Monday, March 22, 2021

Defense against the Dark Arts: New Attacks and Defenses for Shared Last-Level Caches

(Gururaj Saileshwar presenting on Wednesday, March 24 at 1:00 p.m. and 7 p.m. ET)

Caches in modern processors improve performance by enabling fast access to data. However, the sharing of the processor caches (particularly the last-level cache) between different processor-cores, VMs and applications, results in vulnerability to side-channel and covert-channel attacks via caches. Cache side-channel attacks allow malware to infer data-access patterns of sensitive applications based on their cache-accesses, to leak encryption keys, confidential IP like DNN models, etc. Similarly, cache covert-channels allow malicious processes to use timing variation due to caches as a means of covert communication (e.g., to exfiltrate sensitive information from a sandbox). 

In this talk, I will first present our Streamline Attack (to appear in ASPLOS’21), the current fastest cache covert-channel attack and the first to achieve >1MB/s bandwidth (3-6x higher than prior attacks) by leveraging asynchronous communication protocols. With this attack, we demonstrate that cache covert-channels can have higher information capacity than previously understood, while having fewer ISA or micro-architecture specific limitations.

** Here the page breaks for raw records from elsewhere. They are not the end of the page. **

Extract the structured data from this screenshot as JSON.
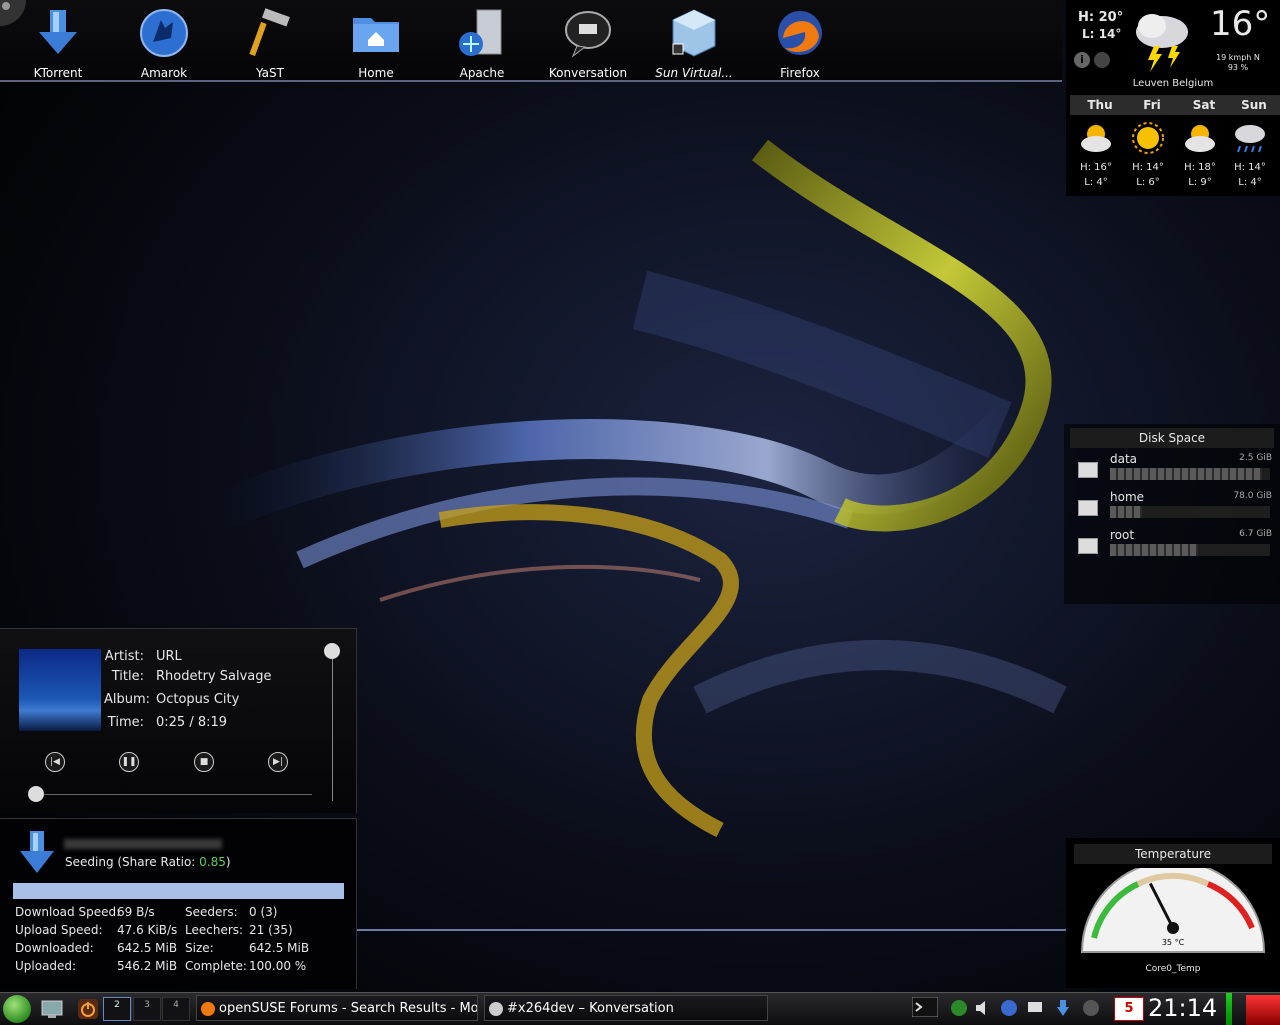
{
  "launcher": {
    "items": [
      {
        "label": "KTorrent",
        "icon": "ktorrent-icon"
      },
      {
        "label": "Amarok",
        "icon": "amarok-icon"
      },
      {
        "label": "YaST",
        "icon": "yast-hammer-icon"
      },
      {
        "label": "Home",
        "icon": "home-folder-icon"
      },
      {
        "label": "Apache",
        "icon": "apache-server-icon"
      },
      {
        "label": "Konversation",
        "icon": "konversation-icon"
      },
      {
        "label": "Sun Virtual...",
        "icon": "virtualbox-icon"
      },
      {
        "label": "Firefox",
        "icon": "firefox-icon"
      }
    ]
  },
  "weather": {
    "high": "H: 20°",
    "low": "L: 14°",
    "current_temp": "16°",
    "wind": "19 kmph N",
    "humidity": "93 %",
    "location": "Leuven Belgium",
    "condition_icon": "thunderstorm-icon",
    "forecast": [
      {
        "day": "Thu",
        "high": "H: 16°",
        "low": "L: 4°",
        "icon": "partly-cloudy-icon"
      },
      {
        "day": "Fri",
        "high": "H: 14°",
        "low": "L: 6°",
        "icon": "sunny-icon"
      },
      {
        "day": "Sat",
        "high": "H: 18°",
        "low": "L: 9°",
        "icon": "partly-cloudy-icon"
      },
      {
        "day": "Sun",
        "high": "H: 14°",
        "low": "L: 4°",
        "icon": "rain-icon"
      }
    ]
  },
  "disk": {
    "title": "Disk Space",
    "items": [
      {
        "name": "data",
        "size": "2.5 GiB",
        "used_fraction": 0.95
      },
      {
        "name": "home",
        "size": "78.0 GiB",
        "used_fraction": 0.2
      },
      {
        "name": "root",
        "size": "6.7 GiB",
        "used_fraction": 0.55
      }
    ]
  },
  "player": {
    "artist_label": "Artist:",
    "artist": "URL",
    "title_label": "Title:",
    "title": "Rhodetry Salvage",
    "album_label": "Album:",
    "album": "Octopus City",
    "time_label": "Time:",
    "time": "0:25 / 8:19"
  },
  "torrent": {
    "status_prefix": "Seeding (Share Ratio: ",
    "ratio": "0.85",
    "status_suffix": ")",
    "progress_percent": 100,
    "download_speed_label": "Download Speed:",
    "download_speed": "69 B/s",
    "upload_speed_label": "Upload Speed:",
    "upload_speed": "47.6 KiB/s",
    "downloaded_label": "Downloaded:",
    "downloaded": "642.5 MiB",
    "uploaded_label": "Uploaded:",
    "uploaded": "546.2 MiB",
    "seeders_label": "Seeders:",
    "seeders": "0 (3)",
    "leechers_label": "Leechers:",
    "leechers": "21 (35)",
    "size_label": "Size:",
    "size": "642.5 MiB",
    "complete_label": "Complete:",
    "complete": "100.00 %"
  },
  "temperature": {
    "title": "Temperature",
    "value": "35 °C",
    "sensor": "Core0_Temp",
    "level_fraction": 0.35
  },
  "taskbar": {
    "pager": [
      "1",
      "2",
      "3",
      "4"
    ],
    "tasks": [
      {
        "label": "openSUSE Forums - Search Results - Mozilla Firefox",
        "icon": "firefox-icon"
      },
      {
        "label": "#x264dev – Konversation",
        "icon": "konversation-icon"
      }
    ],
    "clock": "21:14",
    "mail_count": "5"
  }
}
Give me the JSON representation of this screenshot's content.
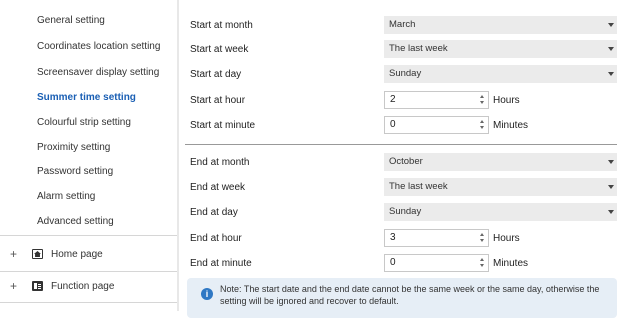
{
  "sidebar": {
    "items": [
      {
        "label": "General setting"
      },
      {
        "label": "Coordinates location setting"
      },
      {
        "label": "Screensaver display setting"
      },
      {
        "label": "Summer time setting"
      },
      {
        "label": "Colourful strip setting"
      },
      {
        "label": "Proximity setting"
      },
      {
        "label": "Password setting"
      },
      {
        "label": "Alarm setting"
      },
      {
        "label": "Advanced setting"
      }
    ],
    "active_index": 3,
    "groups": [
      {
        "label": "Home page",
        "icon": "home-icon",
        "expander": "+"
      },
      {
        "label": "Function page",
        "icon": "function-icon",
        "expander": "+"
      }
    ]
  },
  "start": {
    "month": {
      "label": "Start at month",
      "value": "March"
    },
    "week": {
      "label": "Start at week",
      "value": "The last week"
    },
    "day": {
      "label": "Start at day",
      "value": "Sunday"
    },
    "hour": {
      "label": "Start at hour",
      "value": "2",
      "unit": "Hours"
    },
    "minute": {
      "label": "Start at minute",
      "value": "0",
      "unit": "Minutes"
    }
  },
  "end": {
    "month": {
      "label": "End at month",
      "value": "October"
    },
    "week": {
      "label": "End at week",
      "value": "The last week"
    },
    "day": {
      "label": "End at day",
      "value": "Sunday"
    },
    "hour": {
      "label": "End at hour",
      "value": "3",
      "unit": "Hours"
    },
    "minute": {
      "label": "End at minute",
      "value": "0",
      "unit": "Minutes"
    }
  },
  "note": {
    "icon": "info-icon",
    "text": "Note: The start date and the end date cannot be the same week or the same day, otherwise the setting will be ignored and recover to default."
  },
  "colors": {
    "active": "#1a5fb4",
    "info": "#2f78c4",
    "note_bg": "#e6eef6"
  }
}
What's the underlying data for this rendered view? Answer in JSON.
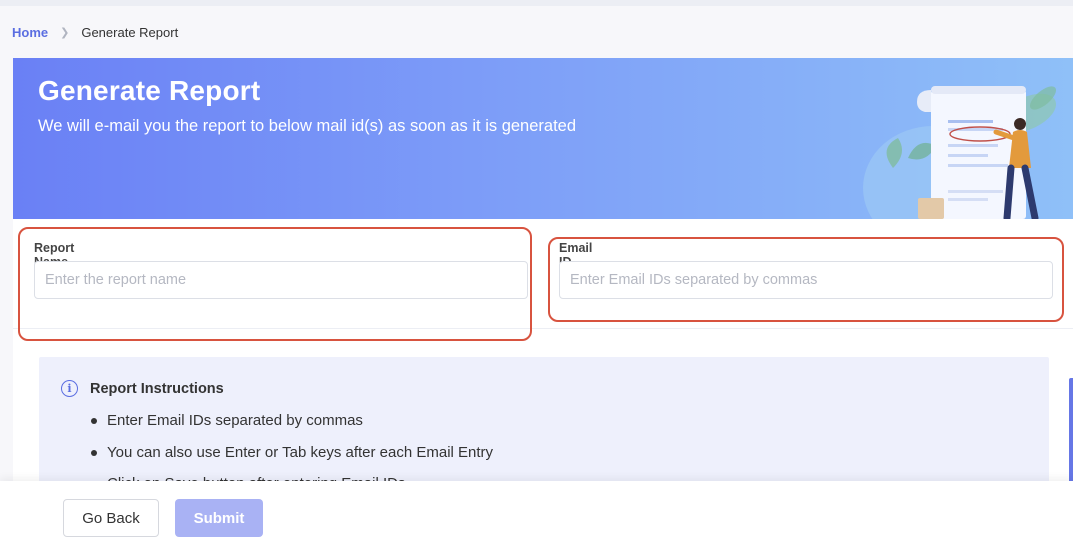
{
  "breadcrumb": {
    "home": "Home",
    "current": "Generate Report"
  },
  "banner": {
    "title": "Generate Report",
    "subtitle": "We will e-mail you the report to below mail id(s) as soon as it is generated"
  },
  "form": {
    "report_name": {
      "label": "Report Name",
      "placeholder": "Enter the report name",
      "value": ""
    },
    "email": {
      "label": "Email ID",
      "placeholder": "Enter Email IDs separated by commas",
      "value": ""
    }
  },
  "instructions": {
    "title": "Report Instructions",
    "items": [
      "Enter Email IDs separated by commas",
      "You can also use Enter or Tab keys after each Email Entry",
      "Click on Save button after entering Email IDs"
    ]
  },
  "footer": {
    "back_label": "Go Back",
    "submit_label": "Submit"
  },
  "colors": {
    "accent": "#5b6ee1",
    "highlight": "#d8533f",
    "banner_start": "#6a80f5",
    "banner_end": "#8fc0f8",
    "submit_disabled": "#a9b2f4"
  },
  "icons": {
    "breadcrumb_separator": "chevron-right-icon",
    "info": "info-icon"
  }
}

Next, I will present MIRAGE, a Defense Against Cache Side-Channel Attacks (to appear in USENIX Security’21) that provides a practical way to enable a fully-associative last-level cache, which is immune to set-conflict based cache attacks. This defense promises to meaningfully end the arms-race between attackers and defenders in the area of conflict-based cache attacks, where successive defenses have been broken by newer attacks in the past few years.

Monday, December 7, 2020

Multiple Instance Learning Network for Whole Slide Image Classification with Hardware Acceleration

(Bin Li, U. Wisconsin-Madison, presenting on 12/9/20 at 11:00 a.m. and 7:00 p.m. ET) 

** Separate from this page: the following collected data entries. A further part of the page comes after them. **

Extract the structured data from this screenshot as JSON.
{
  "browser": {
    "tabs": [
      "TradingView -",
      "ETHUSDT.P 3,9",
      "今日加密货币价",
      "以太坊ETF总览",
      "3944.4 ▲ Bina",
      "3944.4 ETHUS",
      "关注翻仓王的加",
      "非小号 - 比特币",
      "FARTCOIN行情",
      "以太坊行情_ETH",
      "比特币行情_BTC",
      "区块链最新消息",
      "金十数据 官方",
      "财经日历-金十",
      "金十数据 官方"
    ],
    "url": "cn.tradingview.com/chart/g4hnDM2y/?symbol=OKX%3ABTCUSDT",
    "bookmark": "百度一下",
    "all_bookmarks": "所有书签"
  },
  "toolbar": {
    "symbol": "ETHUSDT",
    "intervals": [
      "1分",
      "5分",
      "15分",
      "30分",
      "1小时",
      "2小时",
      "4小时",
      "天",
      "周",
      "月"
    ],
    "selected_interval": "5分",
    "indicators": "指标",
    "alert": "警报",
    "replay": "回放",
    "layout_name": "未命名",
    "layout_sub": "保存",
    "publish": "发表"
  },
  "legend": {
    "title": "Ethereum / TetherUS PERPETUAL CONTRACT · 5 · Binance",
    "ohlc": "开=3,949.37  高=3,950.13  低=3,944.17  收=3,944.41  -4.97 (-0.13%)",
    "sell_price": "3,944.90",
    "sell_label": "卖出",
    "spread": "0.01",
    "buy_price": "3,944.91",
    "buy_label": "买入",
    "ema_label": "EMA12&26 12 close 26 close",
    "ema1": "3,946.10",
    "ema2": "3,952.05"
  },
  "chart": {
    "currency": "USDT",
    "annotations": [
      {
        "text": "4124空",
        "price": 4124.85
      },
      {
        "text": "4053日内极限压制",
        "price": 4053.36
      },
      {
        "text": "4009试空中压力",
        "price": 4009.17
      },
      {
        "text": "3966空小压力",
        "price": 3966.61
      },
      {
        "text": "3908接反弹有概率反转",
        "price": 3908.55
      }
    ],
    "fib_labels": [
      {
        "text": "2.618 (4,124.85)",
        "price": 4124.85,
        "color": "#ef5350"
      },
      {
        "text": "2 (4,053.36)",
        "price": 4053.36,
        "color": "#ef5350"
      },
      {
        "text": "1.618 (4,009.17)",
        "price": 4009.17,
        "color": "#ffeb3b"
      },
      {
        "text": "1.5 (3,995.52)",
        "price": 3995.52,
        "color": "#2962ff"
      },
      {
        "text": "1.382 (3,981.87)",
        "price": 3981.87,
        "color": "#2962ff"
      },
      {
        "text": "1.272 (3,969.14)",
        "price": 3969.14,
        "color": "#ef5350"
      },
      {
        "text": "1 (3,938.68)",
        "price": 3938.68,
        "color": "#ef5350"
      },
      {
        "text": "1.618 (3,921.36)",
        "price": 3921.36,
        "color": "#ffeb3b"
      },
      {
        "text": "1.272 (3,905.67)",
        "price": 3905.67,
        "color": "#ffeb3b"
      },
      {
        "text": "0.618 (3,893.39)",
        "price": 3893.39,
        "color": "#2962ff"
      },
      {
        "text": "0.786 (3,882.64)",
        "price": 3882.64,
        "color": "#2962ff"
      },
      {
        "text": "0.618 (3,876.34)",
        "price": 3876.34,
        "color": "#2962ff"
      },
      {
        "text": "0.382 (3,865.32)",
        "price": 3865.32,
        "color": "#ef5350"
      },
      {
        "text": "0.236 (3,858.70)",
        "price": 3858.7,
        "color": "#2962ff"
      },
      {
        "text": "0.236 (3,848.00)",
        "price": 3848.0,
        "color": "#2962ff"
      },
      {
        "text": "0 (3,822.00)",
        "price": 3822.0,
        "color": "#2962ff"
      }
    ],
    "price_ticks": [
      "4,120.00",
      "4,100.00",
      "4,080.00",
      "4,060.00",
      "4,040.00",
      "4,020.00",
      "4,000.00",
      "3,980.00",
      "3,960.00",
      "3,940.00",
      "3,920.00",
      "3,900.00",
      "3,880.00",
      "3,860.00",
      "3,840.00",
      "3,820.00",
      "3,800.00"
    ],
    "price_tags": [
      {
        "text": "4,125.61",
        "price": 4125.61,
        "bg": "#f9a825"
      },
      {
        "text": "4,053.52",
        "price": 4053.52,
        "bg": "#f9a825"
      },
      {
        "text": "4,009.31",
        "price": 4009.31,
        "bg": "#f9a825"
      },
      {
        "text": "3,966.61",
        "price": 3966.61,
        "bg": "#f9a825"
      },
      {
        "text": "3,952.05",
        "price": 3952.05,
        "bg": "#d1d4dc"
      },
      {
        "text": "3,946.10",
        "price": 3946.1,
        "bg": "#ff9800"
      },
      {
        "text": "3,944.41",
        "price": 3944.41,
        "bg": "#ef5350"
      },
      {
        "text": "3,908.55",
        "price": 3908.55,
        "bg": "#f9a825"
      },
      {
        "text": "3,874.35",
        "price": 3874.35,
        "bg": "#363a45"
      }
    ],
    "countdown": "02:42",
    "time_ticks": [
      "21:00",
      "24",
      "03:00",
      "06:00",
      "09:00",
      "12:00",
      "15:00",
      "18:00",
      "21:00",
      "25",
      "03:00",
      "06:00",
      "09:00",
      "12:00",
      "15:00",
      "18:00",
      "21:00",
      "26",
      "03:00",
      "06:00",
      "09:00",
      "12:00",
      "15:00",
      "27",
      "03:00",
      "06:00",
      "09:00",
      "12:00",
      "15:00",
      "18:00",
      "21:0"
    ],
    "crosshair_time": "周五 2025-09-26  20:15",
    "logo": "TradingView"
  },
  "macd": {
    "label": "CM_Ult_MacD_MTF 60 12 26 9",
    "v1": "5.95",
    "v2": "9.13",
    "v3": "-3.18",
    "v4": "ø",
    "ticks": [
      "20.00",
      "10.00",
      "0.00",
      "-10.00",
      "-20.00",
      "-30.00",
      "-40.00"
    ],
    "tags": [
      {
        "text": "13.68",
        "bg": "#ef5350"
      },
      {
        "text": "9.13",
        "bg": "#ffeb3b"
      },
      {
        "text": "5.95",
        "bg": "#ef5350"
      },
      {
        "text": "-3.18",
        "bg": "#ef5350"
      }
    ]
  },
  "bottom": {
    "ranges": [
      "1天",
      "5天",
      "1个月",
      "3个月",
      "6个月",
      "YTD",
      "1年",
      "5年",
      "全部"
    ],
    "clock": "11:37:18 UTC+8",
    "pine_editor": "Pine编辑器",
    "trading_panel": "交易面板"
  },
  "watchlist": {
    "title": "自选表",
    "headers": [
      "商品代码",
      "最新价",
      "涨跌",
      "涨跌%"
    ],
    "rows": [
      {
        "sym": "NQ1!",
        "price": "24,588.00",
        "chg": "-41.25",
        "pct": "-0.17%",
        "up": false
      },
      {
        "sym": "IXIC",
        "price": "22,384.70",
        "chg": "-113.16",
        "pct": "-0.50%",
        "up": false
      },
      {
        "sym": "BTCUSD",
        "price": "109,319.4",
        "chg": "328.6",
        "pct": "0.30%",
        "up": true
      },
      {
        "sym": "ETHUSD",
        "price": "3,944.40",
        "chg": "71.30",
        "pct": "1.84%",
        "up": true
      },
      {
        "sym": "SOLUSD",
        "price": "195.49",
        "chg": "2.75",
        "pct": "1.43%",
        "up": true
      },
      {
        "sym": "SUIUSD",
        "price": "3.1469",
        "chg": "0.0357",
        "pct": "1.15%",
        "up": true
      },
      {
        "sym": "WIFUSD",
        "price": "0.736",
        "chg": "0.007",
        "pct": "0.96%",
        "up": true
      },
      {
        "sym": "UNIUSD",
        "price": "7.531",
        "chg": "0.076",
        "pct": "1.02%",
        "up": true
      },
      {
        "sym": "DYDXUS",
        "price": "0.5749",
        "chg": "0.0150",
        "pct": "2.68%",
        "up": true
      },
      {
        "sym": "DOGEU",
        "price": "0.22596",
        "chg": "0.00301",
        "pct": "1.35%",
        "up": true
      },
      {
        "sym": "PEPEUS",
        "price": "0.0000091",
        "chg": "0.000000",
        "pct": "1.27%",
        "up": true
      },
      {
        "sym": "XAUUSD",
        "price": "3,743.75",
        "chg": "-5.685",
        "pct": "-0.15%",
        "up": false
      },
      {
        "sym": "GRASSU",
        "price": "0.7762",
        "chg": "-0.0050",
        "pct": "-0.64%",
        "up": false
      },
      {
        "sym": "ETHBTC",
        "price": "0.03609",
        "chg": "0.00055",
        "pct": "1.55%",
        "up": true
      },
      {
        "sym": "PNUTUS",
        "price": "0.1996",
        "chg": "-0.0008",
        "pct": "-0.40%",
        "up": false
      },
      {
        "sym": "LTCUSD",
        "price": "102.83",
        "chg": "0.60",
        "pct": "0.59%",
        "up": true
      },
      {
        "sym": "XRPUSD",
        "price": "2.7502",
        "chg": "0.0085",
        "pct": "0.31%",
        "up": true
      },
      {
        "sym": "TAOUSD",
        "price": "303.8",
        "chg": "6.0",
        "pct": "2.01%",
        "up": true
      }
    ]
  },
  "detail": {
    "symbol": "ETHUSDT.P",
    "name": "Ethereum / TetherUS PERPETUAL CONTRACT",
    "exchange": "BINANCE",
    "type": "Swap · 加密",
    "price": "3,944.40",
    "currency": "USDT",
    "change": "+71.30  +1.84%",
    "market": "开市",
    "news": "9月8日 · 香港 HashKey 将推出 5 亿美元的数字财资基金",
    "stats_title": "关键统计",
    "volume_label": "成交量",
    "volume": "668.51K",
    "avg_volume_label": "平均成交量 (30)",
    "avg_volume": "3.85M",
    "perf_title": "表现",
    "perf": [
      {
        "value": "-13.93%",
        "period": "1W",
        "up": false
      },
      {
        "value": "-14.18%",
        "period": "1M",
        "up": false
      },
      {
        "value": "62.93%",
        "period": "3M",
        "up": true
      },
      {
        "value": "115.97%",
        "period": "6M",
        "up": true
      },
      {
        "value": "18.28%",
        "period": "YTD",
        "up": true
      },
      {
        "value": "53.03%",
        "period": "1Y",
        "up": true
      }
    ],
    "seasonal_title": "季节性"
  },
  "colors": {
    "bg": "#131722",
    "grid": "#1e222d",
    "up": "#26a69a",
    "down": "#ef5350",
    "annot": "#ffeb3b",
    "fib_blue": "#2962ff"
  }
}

We propose a novel multiple instance learning (MIL) model for disease detection in whole slide images (WSI) as a driving application for developing hardware acceleration architectures. Our model applies self-attention mechanism on latent representations to model the dependencies between the instances. Our model demonstrates the state-of-the-art performance on both classic MIL benchmark datasets and real-word clinical WSI datasets. Collaborating with hardware research groups, we propose a processing-in-memory (PIM) design for our application as well as general long-sequence attention-based models, which outperforms other PIM-based and GPU-based baselines by a large margin. Meanwhile, we are continuously working with PIM, GPU, and FPGA groups on software-hardware co-design and acceleration performance benchmarking.